牛津大学Gero Miesenböck小组取得一项新突破。他们研究出睡眠压力的线粒体起源。2025年7月16日出版的《自然》杂志发表了这项成果。

为了全面、公正地了解大脑中可能导致睡眠需求的分子变化，研究组对从休息和睡眠不足的果蝇中分离出来的单细胞的转录组进行了表征。

在这里，研究组报道了睡眠剥夺后，睡眠控制神经元中投射到背侧扇形体（dFBNs）的转录本上调，但在大脑中并不普遍，几乎只编码与线粒体呼吸和ATP合成有关的蛋白质。这些基因表达变化伴随着线粒体断裂、线粒体自噬增强以及线粒体和内质网之间接触数量的增加，从而为过氧化脂质的补充创造了管道。这种形态变化在恢复性睡眠后是可逆的，并因在呼吸链中安装电子溢出物而变得迟钝。诱导或阻止dFBNs中的线粒体分裂或融合会从相反的方向改变睡眠和睡眠控制细胞的电特性：超主题线粒体增加，而碎片化线粒体减少，神经元兴奋性和睡眠。在强制清醒后，dFBNs中的ATP浓度升高，因为在芳香介导的神经元抑制过程中，这些神经元的ATP消耗减少，从而增加了它们的线粒体电子泄漏。与这一观点一致的是，ATP合成过程中不耦合的电子通量减轻了睡眠压力，同时加剧了电子供应和ATP需求之间的不匹配（通过用光驱动质子泵为ATP合成提供动力），从而导致睡眠。睡眠，就像衰老一样，可能是有氧代谢不可避免的结果。

附：英文原文

Title: Mitochondrial origins of the pressure to sleep

Author: Sarnataro, Raffaele, Velasco, Cecilia D., Monaco, Nicholas, Kempf, Anissa, Miesenbck, Gero

Issue&Volume: 2025-07-16

Abstract: To gain a comprehensive, unbiased perspective on molecular changes in the brain that may underlie the need for sleep, we have characterized the transcriptomes of single cells isolated from rested and sleep-deprived flies. Here we report that transcripts upregulated after sleep deprivation, in sleep-control neurons projecting to the dorsal fan-shaped body1,2 (dFBNs) but not ubiquitously in the brain, encode almost exclusively proteins with roles in mitochondrial respiration and ATP synthesis.
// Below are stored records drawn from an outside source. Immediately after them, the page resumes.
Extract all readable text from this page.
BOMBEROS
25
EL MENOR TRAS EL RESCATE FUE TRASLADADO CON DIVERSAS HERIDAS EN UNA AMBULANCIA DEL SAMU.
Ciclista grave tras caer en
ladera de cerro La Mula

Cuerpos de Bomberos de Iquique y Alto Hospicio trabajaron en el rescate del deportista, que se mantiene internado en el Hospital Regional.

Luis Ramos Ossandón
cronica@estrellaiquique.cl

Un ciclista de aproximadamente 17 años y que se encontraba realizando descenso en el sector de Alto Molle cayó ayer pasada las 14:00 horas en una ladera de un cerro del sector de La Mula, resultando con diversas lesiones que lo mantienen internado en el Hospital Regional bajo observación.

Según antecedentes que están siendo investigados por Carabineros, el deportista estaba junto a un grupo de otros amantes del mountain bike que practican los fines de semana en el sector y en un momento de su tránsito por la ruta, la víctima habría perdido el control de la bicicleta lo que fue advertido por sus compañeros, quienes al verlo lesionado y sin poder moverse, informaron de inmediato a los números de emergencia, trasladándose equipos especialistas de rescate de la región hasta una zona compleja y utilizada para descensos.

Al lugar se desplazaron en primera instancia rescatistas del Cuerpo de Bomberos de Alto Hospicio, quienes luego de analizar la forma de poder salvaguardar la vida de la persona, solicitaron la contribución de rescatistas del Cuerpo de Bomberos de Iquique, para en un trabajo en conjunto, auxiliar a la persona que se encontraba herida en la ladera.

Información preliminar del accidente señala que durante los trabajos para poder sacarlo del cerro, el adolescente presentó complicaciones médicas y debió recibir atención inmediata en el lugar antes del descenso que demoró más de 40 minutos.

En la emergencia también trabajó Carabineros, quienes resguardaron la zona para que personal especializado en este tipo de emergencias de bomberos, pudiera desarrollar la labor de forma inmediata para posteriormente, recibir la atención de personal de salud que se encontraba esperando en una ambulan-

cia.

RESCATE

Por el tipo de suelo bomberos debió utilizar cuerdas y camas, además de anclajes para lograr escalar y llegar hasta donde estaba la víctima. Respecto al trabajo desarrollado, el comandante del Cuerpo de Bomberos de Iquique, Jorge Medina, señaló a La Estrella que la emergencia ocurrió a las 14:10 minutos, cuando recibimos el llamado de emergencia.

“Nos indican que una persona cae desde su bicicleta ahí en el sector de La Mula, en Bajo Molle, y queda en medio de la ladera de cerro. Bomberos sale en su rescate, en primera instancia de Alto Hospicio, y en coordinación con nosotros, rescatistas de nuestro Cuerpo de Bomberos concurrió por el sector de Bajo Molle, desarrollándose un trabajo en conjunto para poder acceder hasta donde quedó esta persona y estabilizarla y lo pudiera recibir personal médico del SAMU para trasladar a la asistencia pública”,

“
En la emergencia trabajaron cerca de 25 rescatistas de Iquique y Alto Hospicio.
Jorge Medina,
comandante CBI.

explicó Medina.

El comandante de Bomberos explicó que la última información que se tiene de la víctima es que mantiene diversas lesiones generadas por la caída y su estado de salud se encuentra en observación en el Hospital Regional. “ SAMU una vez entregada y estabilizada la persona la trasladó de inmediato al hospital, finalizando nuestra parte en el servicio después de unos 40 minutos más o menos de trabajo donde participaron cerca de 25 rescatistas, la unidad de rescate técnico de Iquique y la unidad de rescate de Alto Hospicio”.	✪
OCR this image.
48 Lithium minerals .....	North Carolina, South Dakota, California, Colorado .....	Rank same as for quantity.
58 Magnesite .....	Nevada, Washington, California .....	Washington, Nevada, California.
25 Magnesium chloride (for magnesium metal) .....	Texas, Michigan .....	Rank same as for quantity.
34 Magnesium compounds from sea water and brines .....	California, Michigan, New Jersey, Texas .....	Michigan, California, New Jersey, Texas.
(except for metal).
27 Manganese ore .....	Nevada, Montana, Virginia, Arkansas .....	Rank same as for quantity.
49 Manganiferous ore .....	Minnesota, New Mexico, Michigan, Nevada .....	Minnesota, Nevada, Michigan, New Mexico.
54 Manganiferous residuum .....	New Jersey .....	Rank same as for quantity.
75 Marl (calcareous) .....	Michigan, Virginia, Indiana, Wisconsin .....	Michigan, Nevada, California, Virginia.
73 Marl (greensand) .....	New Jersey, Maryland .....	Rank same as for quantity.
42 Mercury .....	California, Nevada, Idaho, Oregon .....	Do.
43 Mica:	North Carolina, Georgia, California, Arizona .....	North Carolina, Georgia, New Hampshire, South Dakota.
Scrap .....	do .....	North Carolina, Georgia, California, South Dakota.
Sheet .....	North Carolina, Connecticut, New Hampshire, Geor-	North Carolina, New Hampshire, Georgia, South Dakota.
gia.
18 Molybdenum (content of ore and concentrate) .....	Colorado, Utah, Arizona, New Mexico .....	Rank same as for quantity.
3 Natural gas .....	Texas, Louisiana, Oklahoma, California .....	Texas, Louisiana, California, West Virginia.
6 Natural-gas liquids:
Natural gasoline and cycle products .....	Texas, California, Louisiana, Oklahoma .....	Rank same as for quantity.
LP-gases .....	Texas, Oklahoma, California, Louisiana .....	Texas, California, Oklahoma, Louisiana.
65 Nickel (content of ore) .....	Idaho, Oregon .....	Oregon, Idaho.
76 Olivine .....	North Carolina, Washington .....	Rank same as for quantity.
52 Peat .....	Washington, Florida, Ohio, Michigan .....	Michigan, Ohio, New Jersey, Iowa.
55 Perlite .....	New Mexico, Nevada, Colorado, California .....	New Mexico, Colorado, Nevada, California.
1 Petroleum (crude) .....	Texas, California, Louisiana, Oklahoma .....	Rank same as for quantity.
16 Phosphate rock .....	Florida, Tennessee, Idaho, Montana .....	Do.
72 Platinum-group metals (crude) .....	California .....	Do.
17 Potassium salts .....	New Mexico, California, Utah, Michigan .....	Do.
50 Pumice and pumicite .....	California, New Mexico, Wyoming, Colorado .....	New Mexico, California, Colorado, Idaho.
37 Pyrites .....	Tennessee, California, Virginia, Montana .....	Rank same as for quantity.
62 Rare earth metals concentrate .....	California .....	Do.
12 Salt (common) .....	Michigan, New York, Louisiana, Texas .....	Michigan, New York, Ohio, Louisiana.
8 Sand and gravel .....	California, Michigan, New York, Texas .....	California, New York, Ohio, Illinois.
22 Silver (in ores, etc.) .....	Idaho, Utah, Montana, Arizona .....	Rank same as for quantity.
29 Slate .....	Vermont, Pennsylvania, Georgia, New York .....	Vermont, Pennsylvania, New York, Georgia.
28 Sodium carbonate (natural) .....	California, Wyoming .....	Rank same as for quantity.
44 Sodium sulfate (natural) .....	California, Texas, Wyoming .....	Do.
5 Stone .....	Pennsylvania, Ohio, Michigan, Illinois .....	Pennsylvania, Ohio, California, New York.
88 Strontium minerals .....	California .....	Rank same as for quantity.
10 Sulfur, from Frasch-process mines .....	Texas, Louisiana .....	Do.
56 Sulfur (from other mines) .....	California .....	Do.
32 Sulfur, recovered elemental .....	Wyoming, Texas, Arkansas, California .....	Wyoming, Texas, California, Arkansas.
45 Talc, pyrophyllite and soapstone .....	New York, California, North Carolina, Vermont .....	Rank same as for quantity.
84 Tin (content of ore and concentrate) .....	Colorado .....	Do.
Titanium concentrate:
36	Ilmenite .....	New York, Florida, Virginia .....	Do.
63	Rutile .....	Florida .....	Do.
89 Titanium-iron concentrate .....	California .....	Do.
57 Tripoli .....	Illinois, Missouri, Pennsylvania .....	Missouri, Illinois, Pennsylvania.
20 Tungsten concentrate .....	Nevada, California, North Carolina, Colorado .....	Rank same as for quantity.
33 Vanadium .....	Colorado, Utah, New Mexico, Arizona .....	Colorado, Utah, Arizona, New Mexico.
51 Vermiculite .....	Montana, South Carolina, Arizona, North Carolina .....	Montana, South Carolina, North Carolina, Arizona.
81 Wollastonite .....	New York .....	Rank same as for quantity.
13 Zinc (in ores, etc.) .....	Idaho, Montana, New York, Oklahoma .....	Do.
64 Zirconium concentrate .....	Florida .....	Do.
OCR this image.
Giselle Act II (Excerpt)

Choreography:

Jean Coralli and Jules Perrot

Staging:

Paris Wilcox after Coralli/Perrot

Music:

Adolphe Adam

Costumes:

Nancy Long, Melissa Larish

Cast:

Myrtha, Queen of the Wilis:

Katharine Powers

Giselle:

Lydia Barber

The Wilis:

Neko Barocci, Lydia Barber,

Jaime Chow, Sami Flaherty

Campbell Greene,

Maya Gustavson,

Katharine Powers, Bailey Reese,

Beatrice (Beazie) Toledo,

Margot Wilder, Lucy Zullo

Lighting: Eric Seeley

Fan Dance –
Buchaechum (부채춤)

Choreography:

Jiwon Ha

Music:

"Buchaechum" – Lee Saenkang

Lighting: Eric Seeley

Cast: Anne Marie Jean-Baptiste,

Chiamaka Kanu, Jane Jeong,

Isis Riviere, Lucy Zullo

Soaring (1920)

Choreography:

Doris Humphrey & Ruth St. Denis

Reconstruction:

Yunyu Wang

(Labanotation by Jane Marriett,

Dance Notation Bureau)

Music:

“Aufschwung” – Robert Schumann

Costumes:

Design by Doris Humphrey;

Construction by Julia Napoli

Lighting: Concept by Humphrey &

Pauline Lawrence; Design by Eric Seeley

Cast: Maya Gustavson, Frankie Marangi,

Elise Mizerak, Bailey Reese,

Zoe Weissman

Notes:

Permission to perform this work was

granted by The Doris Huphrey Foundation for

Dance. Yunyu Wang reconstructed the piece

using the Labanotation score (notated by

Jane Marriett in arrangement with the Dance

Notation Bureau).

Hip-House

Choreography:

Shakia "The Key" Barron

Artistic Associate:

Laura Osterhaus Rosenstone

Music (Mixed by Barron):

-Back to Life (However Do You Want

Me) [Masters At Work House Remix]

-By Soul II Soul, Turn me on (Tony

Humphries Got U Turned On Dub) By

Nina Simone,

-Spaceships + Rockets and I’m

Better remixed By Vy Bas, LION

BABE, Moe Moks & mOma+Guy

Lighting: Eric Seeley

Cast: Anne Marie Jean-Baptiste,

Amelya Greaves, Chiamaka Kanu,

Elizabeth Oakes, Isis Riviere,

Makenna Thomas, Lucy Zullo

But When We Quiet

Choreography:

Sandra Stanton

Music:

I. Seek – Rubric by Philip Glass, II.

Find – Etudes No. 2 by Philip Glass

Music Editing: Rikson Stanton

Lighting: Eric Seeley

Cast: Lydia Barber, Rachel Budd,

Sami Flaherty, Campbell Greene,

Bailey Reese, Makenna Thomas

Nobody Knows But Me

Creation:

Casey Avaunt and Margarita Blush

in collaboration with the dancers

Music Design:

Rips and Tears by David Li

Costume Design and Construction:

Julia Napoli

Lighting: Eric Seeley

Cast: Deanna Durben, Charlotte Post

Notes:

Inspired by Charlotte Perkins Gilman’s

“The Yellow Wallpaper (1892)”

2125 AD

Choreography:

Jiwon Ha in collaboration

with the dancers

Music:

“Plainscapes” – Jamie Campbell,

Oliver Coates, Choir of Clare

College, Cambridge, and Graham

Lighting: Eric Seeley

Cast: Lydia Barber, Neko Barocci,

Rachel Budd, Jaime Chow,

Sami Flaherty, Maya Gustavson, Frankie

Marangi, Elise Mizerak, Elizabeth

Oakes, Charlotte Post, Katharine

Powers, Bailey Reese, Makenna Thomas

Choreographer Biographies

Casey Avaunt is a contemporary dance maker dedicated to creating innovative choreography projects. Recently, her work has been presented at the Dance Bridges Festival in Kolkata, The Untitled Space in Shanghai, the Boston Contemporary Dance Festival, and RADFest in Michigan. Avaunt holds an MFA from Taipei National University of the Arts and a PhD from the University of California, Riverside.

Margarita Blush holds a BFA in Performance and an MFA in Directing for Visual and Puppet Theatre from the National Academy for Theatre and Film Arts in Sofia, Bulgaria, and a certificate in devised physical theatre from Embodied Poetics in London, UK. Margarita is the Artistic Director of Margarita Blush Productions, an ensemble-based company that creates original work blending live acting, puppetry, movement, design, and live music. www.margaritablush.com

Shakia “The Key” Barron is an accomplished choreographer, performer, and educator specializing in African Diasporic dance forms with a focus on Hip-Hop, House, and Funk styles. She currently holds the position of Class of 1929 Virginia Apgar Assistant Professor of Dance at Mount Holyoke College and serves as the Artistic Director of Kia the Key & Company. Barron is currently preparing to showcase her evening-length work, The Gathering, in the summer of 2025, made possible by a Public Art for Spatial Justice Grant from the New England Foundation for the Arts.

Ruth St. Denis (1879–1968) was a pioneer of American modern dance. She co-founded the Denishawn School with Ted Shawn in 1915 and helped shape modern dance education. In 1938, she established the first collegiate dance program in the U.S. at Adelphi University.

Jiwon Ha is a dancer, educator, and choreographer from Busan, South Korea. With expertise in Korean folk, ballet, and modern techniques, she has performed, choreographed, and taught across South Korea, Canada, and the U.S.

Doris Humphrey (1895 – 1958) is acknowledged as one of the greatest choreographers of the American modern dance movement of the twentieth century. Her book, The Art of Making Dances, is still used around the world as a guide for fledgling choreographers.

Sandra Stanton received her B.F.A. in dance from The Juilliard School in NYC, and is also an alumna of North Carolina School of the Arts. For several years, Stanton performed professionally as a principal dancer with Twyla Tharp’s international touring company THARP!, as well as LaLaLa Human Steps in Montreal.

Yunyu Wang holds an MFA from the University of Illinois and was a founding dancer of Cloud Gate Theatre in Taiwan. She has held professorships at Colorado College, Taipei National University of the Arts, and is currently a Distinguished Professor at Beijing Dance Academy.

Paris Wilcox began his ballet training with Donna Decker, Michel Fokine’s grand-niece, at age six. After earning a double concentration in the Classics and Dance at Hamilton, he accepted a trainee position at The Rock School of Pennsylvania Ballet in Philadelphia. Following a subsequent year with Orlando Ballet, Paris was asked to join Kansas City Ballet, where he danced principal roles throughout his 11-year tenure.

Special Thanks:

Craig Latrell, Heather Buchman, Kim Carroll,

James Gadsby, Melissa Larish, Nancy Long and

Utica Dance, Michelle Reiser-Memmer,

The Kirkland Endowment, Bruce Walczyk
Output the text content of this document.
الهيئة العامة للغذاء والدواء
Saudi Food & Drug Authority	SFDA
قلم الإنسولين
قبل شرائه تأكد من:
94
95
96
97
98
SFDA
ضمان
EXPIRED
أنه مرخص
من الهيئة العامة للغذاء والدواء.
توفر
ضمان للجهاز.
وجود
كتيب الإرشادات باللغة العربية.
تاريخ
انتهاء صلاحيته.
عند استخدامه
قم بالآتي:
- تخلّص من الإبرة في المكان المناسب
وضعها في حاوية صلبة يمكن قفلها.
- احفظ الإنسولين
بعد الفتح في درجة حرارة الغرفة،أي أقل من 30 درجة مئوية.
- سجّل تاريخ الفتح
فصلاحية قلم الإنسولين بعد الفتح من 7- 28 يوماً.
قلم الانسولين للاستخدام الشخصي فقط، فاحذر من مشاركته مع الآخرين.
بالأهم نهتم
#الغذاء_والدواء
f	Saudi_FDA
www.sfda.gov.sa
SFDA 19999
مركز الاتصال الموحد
These gene expression changes are accompanied by mitochondrial fragmentation, enhanced mitophagy and an increase in the number of contacts between mitochondria and the endoplasmic reticulum, creating conduits3,4 for the replenishment of peroxidized lipids5. The morphological changes are reversible after recovery sleep and blunted by the installation of an electron overflow6,7 in the respiratory chain. Inducing or preventing mitochondrial fission or fusion8,9,10,11,12,13 in dFBNs alters sleep and the electrical properties of sleep-control cells in opposite directions: hyperfused mitochondria increase, whereas fragmented mitochondria decrease, neuronal excitability and sleep. ATP concentrations in dFBNs rise after enforced waking because of diminished ATP consumption during the arousal-mediated inhibition of these neurons14, which augments their mitochondrial electron leak7. Consistent with this view, uncoupling electron flux from ATP synthesis15 relieves the pressure to sleep, while exacerbating mismatches between electron supply and ATP demand (by powering ATP synthesis with a light-driven proton pump16) precipitates sleep. Sleep, like ageing17,18, may be an inescapable consequence of aerobic metabolism.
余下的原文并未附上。